Published: 2026-06-17
On 17 June 2026 the Central Bank of the UAE (CBUAE) kept its base rate unchanged at 3.65%, following the US Federal Reserve’s decision to hold. For businesses, homebuyers and anyone planning an expansion or a company setup in the UAE, the message is straightforward: the wait for cheaper financing continues. On roughly the same day, Moody’s affirmed the UAE’s Aa2 rating, a reminder that a steady rate sits on top of a stable macro base. Here is what both developments mean for the cost of doing business.
What the CBUAE decided
The Central Bank held the base rate at 3.65%, moving in step with the Fed’s pause. The rate applied to short-term liquidity, the borrowing rate on the standing credit facility, remained at 50 basis points above the base rate.
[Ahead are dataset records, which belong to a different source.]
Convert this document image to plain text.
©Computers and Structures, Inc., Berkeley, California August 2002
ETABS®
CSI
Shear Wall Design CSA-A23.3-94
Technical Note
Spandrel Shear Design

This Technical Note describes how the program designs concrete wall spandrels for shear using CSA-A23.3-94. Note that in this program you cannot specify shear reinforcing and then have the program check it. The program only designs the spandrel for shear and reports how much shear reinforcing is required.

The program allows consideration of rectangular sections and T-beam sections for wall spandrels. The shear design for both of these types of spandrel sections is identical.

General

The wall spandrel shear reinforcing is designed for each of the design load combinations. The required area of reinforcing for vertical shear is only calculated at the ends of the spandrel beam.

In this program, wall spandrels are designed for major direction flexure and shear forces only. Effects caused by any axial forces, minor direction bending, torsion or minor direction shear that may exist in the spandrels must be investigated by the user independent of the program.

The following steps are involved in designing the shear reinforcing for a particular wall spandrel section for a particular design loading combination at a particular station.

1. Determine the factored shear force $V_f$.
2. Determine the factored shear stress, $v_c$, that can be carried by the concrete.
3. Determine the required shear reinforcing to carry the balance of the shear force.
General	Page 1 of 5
The dirham’s peg to the US dollar is the reason the CBUAE tracks the Fed so closely: when the Fed holds, the UAE typically holds too. That mechanical link means the direction of UAE financing costs is set largely in Washington, and for now the direction is flat.
The immediate consequence is that the anticipated easing in mortgages, auto loans and business financing is deferred. Borrowers hoping for lower monthly costs in the near term will not get relief from this decision. Rates are steady, not falling.
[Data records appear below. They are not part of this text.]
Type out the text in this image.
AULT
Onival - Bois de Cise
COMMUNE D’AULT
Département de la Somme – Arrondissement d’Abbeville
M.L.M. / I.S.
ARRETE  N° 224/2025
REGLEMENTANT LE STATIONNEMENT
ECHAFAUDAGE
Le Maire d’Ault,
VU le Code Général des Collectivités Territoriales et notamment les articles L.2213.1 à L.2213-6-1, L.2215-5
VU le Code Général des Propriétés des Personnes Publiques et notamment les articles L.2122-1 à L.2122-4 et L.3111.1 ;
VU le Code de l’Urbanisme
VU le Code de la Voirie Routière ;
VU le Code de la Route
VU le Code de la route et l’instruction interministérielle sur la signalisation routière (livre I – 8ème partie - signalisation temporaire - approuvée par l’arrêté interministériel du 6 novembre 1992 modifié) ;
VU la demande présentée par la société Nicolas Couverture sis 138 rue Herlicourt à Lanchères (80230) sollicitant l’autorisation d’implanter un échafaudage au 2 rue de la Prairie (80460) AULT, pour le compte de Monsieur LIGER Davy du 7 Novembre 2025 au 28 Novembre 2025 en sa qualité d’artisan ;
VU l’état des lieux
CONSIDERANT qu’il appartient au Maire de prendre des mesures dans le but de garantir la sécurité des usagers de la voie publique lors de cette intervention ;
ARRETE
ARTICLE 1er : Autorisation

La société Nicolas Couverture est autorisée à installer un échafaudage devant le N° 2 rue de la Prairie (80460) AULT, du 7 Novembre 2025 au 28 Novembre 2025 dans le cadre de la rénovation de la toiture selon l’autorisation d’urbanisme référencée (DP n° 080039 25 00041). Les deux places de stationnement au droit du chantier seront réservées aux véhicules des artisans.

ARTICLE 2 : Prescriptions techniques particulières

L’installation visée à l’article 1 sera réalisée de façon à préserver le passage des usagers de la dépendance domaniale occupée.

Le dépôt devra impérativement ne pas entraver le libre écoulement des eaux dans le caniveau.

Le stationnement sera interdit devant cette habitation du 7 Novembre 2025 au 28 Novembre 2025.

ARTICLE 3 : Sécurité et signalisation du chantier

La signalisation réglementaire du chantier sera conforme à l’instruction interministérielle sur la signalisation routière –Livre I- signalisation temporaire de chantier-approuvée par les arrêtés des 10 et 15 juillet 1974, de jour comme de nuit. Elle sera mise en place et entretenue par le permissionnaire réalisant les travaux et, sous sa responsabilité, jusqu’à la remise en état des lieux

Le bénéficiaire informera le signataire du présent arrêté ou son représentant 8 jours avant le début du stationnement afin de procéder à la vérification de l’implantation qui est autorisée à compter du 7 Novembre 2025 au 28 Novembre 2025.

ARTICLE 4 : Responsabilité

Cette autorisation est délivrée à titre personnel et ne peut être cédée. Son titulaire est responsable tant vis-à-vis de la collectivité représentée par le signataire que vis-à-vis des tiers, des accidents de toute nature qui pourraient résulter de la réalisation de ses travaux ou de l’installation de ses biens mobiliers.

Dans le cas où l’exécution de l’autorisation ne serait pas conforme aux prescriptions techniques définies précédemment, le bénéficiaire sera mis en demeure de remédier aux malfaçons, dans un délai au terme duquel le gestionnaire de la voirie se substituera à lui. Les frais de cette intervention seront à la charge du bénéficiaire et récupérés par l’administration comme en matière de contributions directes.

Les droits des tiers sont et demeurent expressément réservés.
What a held rate means for business financing
For companies, the base rate feeds directly into the cost of credit. Working-capital lines, term loans, equipment financing and expansion facilities all price off the prevailing rate environment. With the base rate steady at 3.65% and short-term facilities at plus 50 basis points, the cost of borrowing stays where it has been rather than drifting lower.
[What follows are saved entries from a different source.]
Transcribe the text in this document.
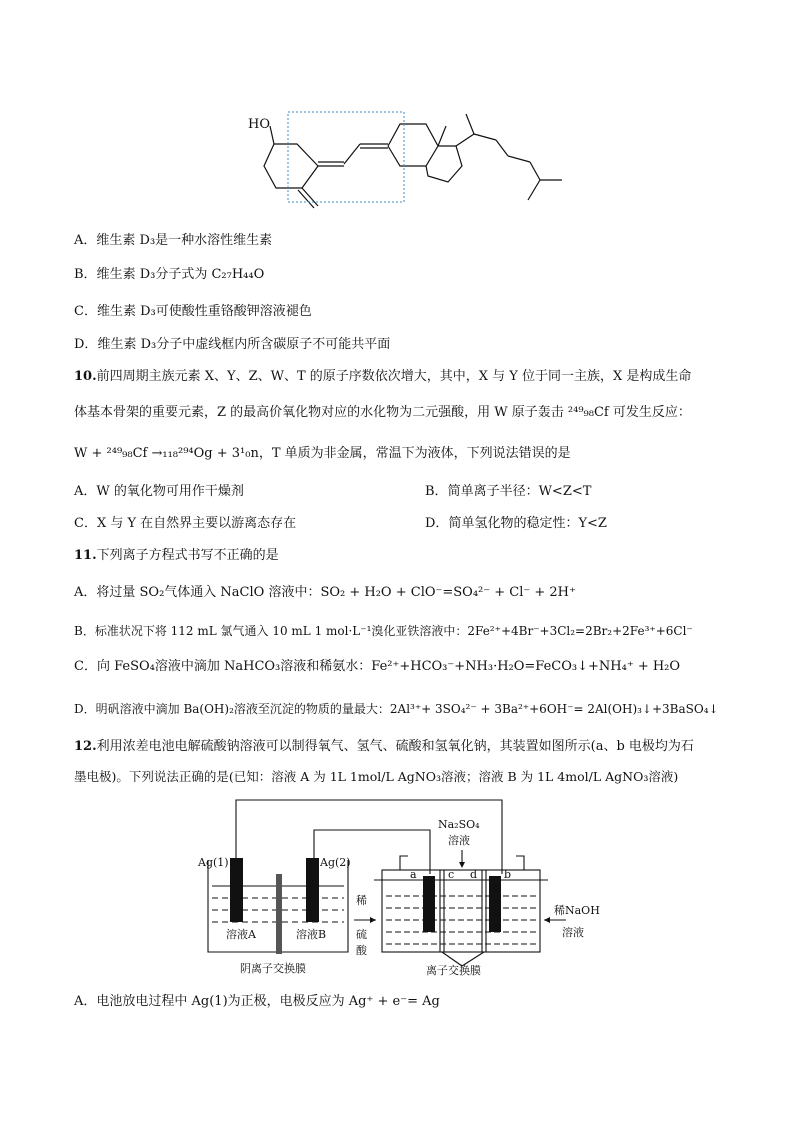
HO
A．维生素 D₃是一种水溶性维生素
B．维生素 D₃分子式为 C₂₇H₄₄O
C．维生素 D₃可使酸性重铬酸钾溶液褪色
D．维生素 D₃分子中虚线框内所含碳原子不可能共平面
10.前四周期主族元素 X、Y、Z、W、T 的原子序数依次增大，其中，X 与 Y 位于同一主族，X 是构成生命
体基本骨架的重要元素，Z 的最高价氧化物对应的水化物为二元强酸，用 W 原子轰击 ²⁴⁹₉₈Cf 可发生反应：
W + ²⁴⁹₉₈Cf →₁₁₈²⁹⁴Og + 3¹₀n，T 单质为非金属，常温下为液体，下列说法错误的是
A．W 的氧化物可用作干燥剂	B．简单离子半径：W<Z<T
C．X 与 Y 在自然界主要以游离态存在	D．简单氢化物的稳定性：Y<Z
11.下列离子方程式书写不正确的是
A．将过量 SO₂气体通入 NaClO 溶液中：SO₂ + H₂O + ClO⁻=SO₄²⁻ + Cl⁻ + 2H⁺
B．标准状况下将 112 mL 氯气通入 10 mL 1 mol·L⁻¹溴化亚铁溶液中：2Fe²⁺+4Br⁻+3Cl₂=2Br₂+2Fe³⁺+6Cl⁻
C．向 FeSO₄溶液中滴加 NaHCO₃溶液和稀氨水：Fe²⁺+HCO₃⁻+NH₃·H₂O=FeCO₃↓+NH₄⁺ + H₂O
D．明矾溶液中滴加 Ba(OH)₂溶液至沉淀的物质的量最大：2Al³⁺+ 3SO₄²⁻ + 3Ba²⁺+6OH⁻= 2Al(OH)₃↓+3BaSO₄↓
12.利用浓差电池电解硫酸钠溶液可以制得氧气、氢气、硫酸和氢氧化钠，其装置如图所示(a、b 电极均为石
墨电极)。下列说法正确的是(已知：溶液 A 为 1L 1mol/L AgNO₃溶液；溶液 B 为 1L 4mol/L AgNO₃溶液)
Ag(1)	Ag(2)
溶液A	溶液B
阴离子交换膜
Na₂SO₄
溶液
a	c d b
稀
硫
酸
稀NaOH
溶液
离子交换膜
A．电池放电过程中 Ag(1)为正极，电极反应为 Ag⁺ + e⁻= Ag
The practical planning point: do not build a budget on the assumption of imminent rate cuts. If your expansion or setup plan only works at a lower cost of capital, the plan is fragile. A business that can fund its next phase at today’s rates is on firmer ground than one waiting for financing to get cheaper, because the timing of that easing depends on the Fed, not on the UAE, and it has just been pushed further out.
What it means for mortgages and property
The same logic applies to real estate. Mortgage rates in the UAE move with the base rate, so a hold means home financing stays at current levels. For founders and families relocating to the UAE, this matters on two fronts: the cost of a residential mortgage and, for those buying commercial or investment property, the cost of financing that asset. Neither gets cheaper from this decision.
Auto loans sit in the same bucket. Any purchase financed with credit, a car, a home, an office fit-out funded by a bank facility, carries the same rate environment it did before the decision. Buyers and investors should plan around today’s numbers rather than a hoped-for cut.
Why the Moody’s Aa2 affirmation matters
Around 17 June, Moody’s affirmed the UAE’s rating at Aa2. A steady rate can read as bad news for borrowers in isolation, but paired with a reaffirmed top-tier sovereign rating it tells a fuller story: the UAE is holding rates from a position of macroeconomic strength, not stress. Aa2 signals a stable, creditworthy sovereign, the kind of backdrop that underpins confidence for banks, investors and businesses making long-term commitments.
For a founder deciding whether to base or expand in the UAE, stability has real value. It supports the banking system, keeps the currency peg credible and gives long-horizon investments a dependable foundation. Cheap money is welcome, but predictability and creditworthiness are often more important to a business plan than a small move in the rate.
How to plan around steady rates
With rates on hold and the macro backdrop affirmed, the sensible response is to plan on the environment as it is:
- Budget expansion and setup costs at current financing rates, not at a hoped-for lower rate.
- Stress-test any plan that depends on cheaper capital, if it only works after a cut, it is fragile.
- Factor the plus 50 basis points on short-term facilities into working-capital planning.
- Treat the Aa2 affirmation as a reason for confidence in long-horizon commitments.
- Remember the direction of UAE rates follows the Fed, so watch that signal for timing.
How Atlant Capital can help
Atlant Capital helps founders, investors and families plan business setup and expansion in the UAE with a realistic view of financing costs. We help you structure a company and build a plan that stands up at today’s rates rather than betting on a cut, and we connect the macro picture, a held base rate, an affirmed Aa2 rating, to the practical decisions in front of you. Explore our services and our business guides for support with your UAE setup.
The takeaway
The CBUAE held its base rate at 3.65%, tracking the Fed’s pause, with short-term facilities staying at plus 50 basis points, so cheaper mortgages, auto loans and business financing are deferred. The Moody’s Aa2 affirmation around the same date frames that hold as a sign of stability rather than strain. For anyone planning a setup or expansion in the UAE, the lesson is to build the plan on current financing costs and lean on the country’s macro stability, not on a rate cut that has just moved further away.